The notes will be senior, unsecured obligations of Cerevel and will accrue interest at a rate of 2.50% per annum, payable semi-annually in arrears on February 15 and August 15 of each year, beginning on February 15, 2023. The notes will mature on August 15, 2027, unless earlier converted, redeemed or repurchased. Before May 15, 2027, noteholders will have the right to convert their notes in certain circumstances and during specified periods. From and after May 15, 2027, noteholders may convert their notes at any time at their election until the close of business on the second scheduled trading day immediately before the maturity date. Cerevel will settle conversions by paying or delivering, as applicable, cash, shares of its common stock, par value $0.0001 per share (“common stock”), or a combination of cash and shares of its common stock, at Cerevel’s election. The initial conversion rate is 21.5633 shares of common stock per $1,000 principal amount of the notes, which represents an initial conversion price of approximately $46.38 per share of common stock. The initial conversion price represents a premium of approximately 32.5% above the initial price to the public of $35.00 per share in Cerevel’s concurrent underwritten public offering of common stock described below. The conversion rate and conversion price will be subject to adjustment upon the occurrence of certain events.

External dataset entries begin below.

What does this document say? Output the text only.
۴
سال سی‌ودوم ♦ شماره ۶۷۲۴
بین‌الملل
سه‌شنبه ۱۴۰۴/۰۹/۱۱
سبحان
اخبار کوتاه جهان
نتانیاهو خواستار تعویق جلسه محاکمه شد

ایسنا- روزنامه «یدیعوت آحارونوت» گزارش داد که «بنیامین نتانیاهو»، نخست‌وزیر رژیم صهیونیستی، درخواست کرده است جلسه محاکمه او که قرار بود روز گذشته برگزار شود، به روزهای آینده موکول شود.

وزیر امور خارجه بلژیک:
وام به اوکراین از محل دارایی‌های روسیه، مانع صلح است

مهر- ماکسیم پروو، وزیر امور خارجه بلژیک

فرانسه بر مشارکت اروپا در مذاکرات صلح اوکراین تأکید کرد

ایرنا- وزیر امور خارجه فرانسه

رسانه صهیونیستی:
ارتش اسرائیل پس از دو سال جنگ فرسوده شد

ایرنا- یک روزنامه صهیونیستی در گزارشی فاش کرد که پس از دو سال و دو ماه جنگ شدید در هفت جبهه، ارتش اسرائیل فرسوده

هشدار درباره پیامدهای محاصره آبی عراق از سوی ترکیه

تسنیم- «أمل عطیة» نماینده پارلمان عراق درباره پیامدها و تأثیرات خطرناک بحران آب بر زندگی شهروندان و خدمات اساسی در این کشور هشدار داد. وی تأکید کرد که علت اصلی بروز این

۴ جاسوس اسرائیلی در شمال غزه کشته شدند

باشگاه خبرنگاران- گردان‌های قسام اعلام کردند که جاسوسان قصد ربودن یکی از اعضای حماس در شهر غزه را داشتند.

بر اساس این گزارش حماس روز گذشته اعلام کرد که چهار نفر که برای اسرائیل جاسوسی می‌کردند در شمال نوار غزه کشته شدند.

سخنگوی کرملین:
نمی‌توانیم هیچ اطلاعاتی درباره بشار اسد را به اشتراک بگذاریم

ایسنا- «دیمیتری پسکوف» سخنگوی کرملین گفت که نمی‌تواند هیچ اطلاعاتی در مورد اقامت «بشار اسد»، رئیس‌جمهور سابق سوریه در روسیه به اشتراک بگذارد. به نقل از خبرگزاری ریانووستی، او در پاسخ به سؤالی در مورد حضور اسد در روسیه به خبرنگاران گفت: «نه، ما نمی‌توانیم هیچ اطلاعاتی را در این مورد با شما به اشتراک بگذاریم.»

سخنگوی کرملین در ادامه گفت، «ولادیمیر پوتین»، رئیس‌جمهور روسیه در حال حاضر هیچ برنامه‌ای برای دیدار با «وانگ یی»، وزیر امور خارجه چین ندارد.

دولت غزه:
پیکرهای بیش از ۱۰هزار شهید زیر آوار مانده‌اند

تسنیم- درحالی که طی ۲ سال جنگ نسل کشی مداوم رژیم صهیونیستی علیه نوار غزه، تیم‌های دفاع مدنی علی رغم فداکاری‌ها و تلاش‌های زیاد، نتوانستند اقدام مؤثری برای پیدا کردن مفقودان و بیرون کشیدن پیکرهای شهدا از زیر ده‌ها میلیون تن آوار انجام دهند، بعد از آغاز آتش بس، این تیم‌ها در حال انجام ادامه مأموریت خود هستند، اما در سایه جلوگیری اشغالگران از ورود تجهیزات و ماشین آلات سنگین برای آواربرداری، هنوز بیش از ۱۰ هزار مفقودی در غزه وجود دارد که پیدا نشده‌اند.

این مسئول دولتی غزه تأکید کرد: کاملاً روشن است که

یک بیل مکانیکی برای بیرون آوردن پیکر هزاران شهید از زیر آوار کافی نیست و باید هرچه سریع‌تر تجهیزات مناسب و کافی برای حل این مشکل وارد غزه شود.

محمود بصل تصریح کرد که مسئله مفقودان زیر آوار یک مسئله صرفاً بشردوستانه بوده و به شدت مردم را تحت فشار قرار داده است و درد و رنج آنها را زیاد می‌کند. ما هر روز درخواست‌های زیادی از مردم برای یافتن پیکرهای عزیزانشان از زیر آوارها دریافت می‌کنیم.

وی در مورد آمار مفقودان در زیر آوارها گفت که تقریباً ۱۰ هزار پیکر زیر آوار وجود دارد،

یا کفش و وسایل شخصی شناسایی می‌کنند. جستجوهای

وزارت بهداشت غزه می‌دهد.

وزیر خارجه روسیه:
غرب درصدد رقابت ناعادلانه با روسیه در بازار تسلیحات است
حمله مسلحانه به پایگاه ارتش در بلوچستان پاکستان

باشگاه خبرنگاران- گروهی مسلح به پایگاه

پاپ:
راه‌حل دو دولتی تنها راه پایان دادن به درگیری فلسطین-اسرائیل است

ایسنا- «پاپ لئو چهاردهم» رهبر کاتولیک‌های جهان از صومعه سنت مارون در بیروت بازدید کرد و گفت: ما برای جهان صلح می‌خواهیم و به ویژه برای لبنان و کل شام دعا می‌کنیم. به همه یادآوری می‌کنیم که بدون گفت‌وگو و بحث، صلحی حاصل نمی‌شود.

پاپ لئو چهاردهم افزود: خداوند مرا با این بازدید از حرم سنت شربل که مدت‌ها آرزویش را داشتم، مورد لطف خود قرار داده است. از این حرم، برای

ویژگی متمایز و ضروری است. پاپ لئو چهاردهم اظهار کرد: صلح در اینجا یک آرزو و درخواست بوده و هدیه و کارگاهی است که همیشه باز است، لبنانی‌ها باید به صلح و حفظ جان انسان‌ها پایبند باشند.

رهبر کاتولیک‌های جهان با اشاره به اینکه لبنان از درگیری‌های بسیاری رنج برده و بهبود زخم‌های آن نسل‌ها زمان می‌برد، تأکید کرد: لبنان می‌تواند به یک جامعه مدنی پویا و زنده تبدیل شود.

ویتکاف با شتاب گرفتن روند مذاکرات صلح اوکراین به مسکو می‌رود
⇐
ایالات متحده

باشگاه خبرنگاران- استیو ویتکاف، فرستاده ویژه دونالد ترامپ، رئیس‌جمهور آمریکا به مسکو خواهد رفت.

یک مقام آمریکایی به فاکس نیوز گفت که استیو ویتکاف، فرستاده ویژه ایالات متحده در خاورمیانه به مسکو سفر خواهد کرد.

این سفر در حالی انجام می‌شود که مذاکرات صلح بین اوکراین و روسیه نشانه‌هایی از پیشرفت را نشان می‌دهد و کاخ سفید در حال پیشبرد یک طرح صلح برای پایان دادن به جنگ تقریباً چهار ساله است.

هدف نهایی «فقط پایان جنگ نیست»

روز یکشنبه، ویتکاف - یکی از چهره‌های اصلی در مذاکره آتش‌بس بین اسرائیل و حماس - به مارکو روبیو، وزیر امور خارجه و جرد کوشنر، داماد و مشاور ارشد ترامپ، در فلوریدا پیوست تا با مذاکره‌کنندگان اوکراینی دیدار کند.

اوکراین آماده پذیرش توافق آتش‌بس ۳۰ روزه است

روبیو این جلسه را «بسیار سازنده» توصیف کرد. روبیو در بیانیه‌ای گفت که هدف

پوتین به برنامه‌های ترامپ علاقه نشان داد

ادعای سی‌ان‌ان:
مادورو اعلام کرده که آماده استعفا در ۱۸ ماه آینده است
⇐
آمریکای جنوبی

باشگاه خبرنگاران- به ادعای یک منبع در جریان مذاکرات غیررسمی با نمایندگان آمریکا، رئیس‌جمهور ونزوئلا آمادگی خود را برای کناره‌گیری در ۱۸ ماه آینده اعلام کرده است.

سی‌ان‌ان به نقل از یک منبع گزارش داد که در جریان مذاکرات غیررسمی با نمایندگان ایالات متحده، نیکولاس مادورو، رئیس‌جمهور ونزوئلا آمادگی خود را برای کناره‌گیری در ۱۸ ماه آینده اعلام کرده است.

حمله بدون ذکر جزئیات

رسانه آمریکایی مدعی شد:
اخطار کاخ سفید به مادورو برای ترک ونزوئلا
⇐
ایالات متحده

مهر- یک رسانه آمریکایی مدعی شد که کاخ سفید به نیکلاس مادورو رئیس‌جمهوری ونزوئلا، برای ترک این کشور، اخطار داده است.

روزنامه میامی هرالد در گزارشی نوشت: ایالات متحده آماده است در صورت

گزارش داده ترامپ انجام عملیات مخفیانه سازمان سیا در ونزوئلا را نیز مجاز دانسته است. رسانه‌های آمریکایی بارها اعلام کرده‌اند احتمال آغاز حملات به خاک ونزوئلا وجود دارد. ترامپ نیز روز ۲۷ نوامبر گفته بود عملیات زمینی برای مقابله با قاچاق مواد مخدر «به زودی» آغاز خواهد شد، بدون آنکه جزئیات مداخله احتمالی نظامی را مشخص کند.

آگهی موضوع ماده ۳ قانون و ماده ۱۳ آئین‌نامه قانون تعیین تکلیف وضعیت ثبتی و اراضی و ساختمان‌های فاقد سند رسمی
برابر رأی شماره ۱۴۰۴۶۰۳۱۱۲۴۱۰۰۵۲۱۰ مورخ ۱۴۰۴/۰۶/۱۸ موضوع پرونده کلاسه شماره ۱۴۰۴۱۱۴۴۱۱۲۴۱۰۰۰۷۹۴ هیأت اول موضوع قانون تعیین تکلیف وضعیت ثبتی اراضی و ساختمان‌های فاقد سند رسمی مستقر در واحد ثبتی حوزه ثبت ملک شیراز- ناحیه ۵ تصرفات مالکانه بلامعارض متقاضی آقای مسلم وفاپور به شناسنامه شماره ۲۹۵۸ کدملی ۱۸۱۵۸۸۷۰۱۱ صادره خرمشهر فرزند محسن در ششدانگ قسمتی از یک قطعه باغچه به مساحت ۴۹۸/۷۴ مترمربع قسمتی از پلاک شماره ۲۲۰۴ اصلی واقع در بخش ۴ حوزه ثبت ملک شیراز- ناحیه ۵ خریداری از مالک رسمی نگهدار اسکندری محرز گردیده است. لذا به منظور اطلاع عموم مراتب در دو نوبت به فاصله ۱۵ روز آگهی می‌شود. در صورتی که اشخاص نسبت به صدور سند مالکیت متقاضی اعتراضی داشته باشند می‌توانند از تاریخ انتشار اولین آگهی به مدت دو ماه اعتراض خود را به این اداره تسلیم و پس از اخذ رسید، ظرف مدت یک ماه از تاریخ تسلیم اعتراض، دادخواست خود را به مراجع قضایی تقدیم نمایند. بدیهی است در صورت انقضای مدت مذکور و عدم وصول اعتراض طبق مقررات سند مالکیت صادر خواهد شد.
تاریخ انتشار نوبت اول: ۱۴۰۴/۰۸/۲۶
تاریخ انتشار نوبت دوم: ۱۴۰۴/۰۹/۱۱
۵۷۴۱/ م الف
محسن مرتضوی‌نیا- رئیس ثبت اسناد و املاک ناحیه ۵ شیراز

The notes will be redeemable, in whole or in part (subject to certain limitations), for cash at Cerevel’s option at any time, and from time to time, on or after August 20, 2025 and on or before the 50th scheduled trading day immediately before the maturity date, but only if the last reported sale price per share of Cerevel’s common stock exceeds 130% of the conversion price for a specified period of time and certain liquidity conditions have been satisfied. The redemption price will be equal to the principal amount of the notes to be redeemed, plus accrued and unpaid interest, if any, to, but excluding, the redemption date.
If a “fundamental change” (as defined in the indenture for the notes) occurs, then, subject to a limited exception, noteholders may require Cerevel to repurchase their notes for cash. The repurchase price will be equal to the principal amount of the notes to be repurchased, plus accrued and unpaid interest, if any, to, but excluding, the applicable repurchase date.